Eduardo, usted desde su cómodo púlpito digital, decidió despedir al presidente de Chile con un insulto fácil: “Merluzo”. El problema de ese gesto no es su grosería —la política argentina lleva años degradando el lenguaje público— sino su ignorancia. Porque cuando se abandona el dato y se abraza el exabrupto, lo que queda en evidencia no es el objeto del insulto, sino la precariedad intelectual de quien lo emite.
Antes de insultar Sr. Feinmann, usted debería comparar hoy a Chile con Argentina, lo que exige algo más que fervor ideológico: exige cifras. Y las cifras, señor Feinmann, son despiadadas con los relatos improvisados.
Mientras usted descalifica al presidente chileno, el país que él gobierna termina su mandato con inflación anual cercana al 3%. Argentina, en cambio, suele registrar en un mes lo que Chile acumula en un año. Esa sola comparación debería bastar para moderar cualquier entusiasmo insultante.
En empleo y actividad económica, la diferencia también es elocuente. En Chile se crearon más de 200.000 empresas sólo el 2025; en Argentina, su país, bajo el experimento libertario de Milei, cierran cerca de 30 empresas por día. Más de 22.000 compañías han desaparecido en dos años generando más de 290.000 desempleados, y más de 30 multinacionales han abandonado su país. No es precisamente el paisaje de un milagro económico.

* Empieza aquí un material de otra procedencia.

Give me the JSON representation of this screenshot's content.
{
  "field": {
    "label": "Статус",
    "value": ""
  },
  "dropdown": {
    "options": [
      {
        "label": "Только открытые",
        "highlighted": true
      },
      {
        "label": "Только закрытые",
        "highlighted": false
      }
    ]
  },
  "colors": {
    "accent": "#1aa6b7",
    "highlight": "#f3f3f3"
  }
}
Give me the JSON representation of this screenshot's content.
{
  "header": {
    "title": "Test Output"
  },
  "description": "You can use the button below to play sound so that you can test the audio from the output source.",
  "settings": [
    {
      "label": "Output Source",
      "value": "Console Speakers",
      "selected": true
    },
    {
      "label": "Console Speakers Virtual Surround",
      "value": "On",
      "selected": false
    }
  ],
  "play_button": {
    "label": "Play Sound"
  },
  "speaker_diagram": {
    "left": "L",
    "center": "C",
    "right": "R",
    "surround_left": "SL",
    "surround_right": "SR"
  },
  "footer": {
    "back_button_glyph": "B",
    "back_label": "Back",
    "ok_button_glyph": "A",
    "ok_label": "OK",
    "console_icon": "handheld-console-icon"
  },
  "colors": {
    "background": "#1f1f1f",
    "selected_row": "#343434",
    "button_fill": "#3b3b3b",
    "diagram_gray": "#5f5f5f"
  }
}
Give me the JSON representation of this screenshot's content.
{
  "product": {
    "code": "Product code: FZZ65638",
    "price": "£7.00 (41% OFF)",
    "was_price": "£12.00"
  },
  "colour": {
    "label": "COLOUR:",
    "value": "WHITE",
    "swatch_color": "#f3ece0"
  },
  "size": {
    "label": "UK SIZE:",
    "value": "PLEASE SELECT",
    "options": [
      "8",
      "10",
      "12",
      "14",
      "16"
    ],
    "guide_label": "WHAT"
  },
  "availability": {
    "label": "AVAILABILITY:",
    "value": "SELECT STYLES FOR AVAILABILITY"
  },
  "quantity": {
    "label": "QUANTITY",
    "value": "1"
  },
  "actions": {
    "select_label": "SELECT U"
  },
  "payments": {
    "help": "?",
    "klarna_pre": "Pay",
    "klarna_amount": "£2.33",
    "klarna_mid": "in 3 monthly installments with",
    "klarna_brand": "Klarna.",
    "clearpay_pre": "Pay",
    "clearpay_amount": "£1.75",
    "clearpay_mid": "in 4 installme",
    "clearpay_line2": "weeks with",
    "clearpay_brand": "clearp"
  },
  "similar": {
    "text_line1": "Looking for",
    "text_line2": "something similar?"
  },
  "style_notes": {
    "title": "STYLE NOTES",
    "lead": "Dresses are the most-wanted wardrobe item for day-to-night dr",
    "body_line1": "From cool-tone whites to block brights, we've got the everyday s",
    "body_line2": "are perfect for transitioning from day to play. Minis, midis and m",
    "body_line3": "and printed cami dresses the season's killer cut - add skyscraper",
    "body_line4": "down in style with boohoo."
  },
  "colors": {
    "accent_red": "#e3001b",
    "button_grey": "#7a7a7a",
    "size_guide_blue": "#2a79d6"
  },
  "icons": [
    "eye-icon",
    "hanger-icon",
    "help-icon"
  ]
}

Mientras tanto, en Chile aumenta la creación de empleos, los salarios reales llevan más de dos años creciendo y la pobreza continúa reduciéndose. En Argentina, el empleo formal apenas supera la mitad de la fuerza laboral y la informalidad avanza como una epidemia estructural, siendo más del doble que en Chile.
Hablemos también del Estado, ese enemigo retórico del libertarismo. Chile tiene uno de los Estados más pequeños del mundo: apenas el 9,5% de su fuerza laboral trabaja en el sector público. El promedio de la OCDE es casi el doble. El gasto público chileno bordea el 25% del PIB; el promedio OCDE supera el 40%. Es decir: el supuesto “socialismo” chileno que usted denuesta, existe, en realidad, sólo en la imaginación de quienes prefieren el eslogan al análisis.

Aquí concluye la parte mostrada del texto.